Great video!One doubt though, Why did we use X_train_count .toarray()[:3] , I did not understand the 3 , Thank you in advance
it is just for visualization purpose, printing only X_train_count .toarray() would have printed all the data points which are in thousands i guess, so sir just used slicing method "[:3]" which states that only 3 data poins will be shown. so we can look at the code properly. get yourself familiarized with pandas slicing and methods like df.iloc[] and df.loc[]. It will be useful
@@swapnshah3234 Yes , I have used iloc quite often but I felt we were just converting here to and array and not printing it and the 3 somehow had significance in this specific dataset for data cleaning thank you for your reply !
@@swapnshah3234 what is .values in X_train.values in fit_transform
i got accuracy 100 %. my train test split is as below.
from sklearn.model_selection import train_test_split
X_train, X_test, y_train, y_test = train_test_split(df,target,random_state=20,test_size=0.05)
Thank you for tutorial. I like the way that you teach and GaussianNB work better but I do not know why! Also score of MultinomialNB for me caculate as 0.8444444444444444
Thank you so much sir. Your videos are really useful
Glad to hear that
worked that wine.csv got the following result
with Gaussian:0.97
with Multinomial:0.83
Great score. Good job 👌👏
With min-max scaling and X_train, X_test, y_train, y_test = train_test_split(X, y,test_size=.2, random_state=43) i got with Multinominal : 1
Using Gaussian : 1.0
U r awesome.. can you make videos on Deep learning an NLP.

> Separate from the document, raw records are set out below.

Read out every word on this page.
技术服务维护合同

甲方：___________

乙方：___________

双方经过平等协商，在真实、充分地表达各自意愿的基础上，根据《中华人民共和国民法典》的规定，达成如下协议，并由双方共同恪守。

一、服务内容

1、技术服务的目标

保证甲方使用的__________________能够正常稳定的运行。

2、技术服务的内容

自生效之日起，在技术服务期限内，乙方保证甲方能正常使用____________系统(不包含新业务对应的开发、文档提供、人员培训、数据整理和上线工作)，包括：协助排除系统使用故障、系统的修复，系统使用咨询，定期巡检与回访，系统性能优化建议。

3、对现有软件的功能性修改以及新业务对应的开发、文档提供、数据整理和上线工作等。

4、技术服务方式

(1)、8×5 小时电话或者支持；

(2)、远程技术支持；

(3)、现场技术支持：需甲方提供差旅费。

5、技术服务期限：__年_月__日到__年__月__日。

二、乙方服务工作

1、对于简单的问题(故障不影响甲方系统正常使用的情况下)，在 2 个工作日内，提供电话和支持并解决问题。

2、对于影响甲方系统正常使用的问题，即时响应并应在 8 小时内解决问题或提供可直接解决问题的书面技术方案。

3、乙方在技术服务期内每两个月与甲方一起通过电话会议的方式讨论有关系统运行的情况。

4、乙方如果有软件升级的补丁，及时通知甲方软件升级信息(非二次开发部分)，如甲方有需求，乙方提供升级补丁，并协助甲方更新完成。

I already have 3 videos on deep learning, just check the ML playlist. Also you read my mind in a sense that my next target is NLP series. Stay tuned :)
Thank you!
Welcome!
at 1:45 can we use mapping instead of lambda function??
awsm
how to apply the count vectorizer on more than one text column
Hi. i am getting lower case error when evaluating test data by CountVectorizer
.There is no integer value present as well.
How can i resolve it?
AttributeError: 'int' object has no attribute 'lower'
Have u solved it?
Sir, GaussianNaiveBayes works better gives 97.8% accuracy where MultinomialNB gives 86.7%
Nice one sir. Thank you so much...
Dhananjay, I am glad you liked it
Thank you sir, Results : GaussianNB is 1.0, and MultinomialNB is 0.88
great score
Nice vid bro.
well demonstration sir!!
Prakhar, I am glad you liked it
Thank you sir for your tutorial. I was confused in the countvectorizer at 4:06 , it would have been much better if you would have explained in more in detail. Like what datatype is xtrain and xtraincount, what kind of data is stored in x_train_count and so on. I learned from the shape and type of numpy. But it would have saved time. Also, why first you fit_transform and later just transform for emails. can anybody please
help me
Not sure about the first problem But I can help you solve the second problem. To solve your second problem , lets first understand what is fit(),transform(),and fit_transform() methods
fit() - The fit methods calculates the learning model parameter from training data . We use model.fit(x_train,y_train) so on , it calculates the internal parameters and adjusts the value for our prediction.
transform() - The transform methods applies the calculated parameter onto our dataset.
fit_transform() - The fit_transform() methods applies both fit () for calculating the parameters and transform() function to transform our dataset in one step.
In the first case, we use fit_transform(x_train) for calculating and transforming our entire dataset and for test data we are applying those parameters that we learned from fit_transform(x_train) so we use transform(x_test). I hope I cleared your doubt.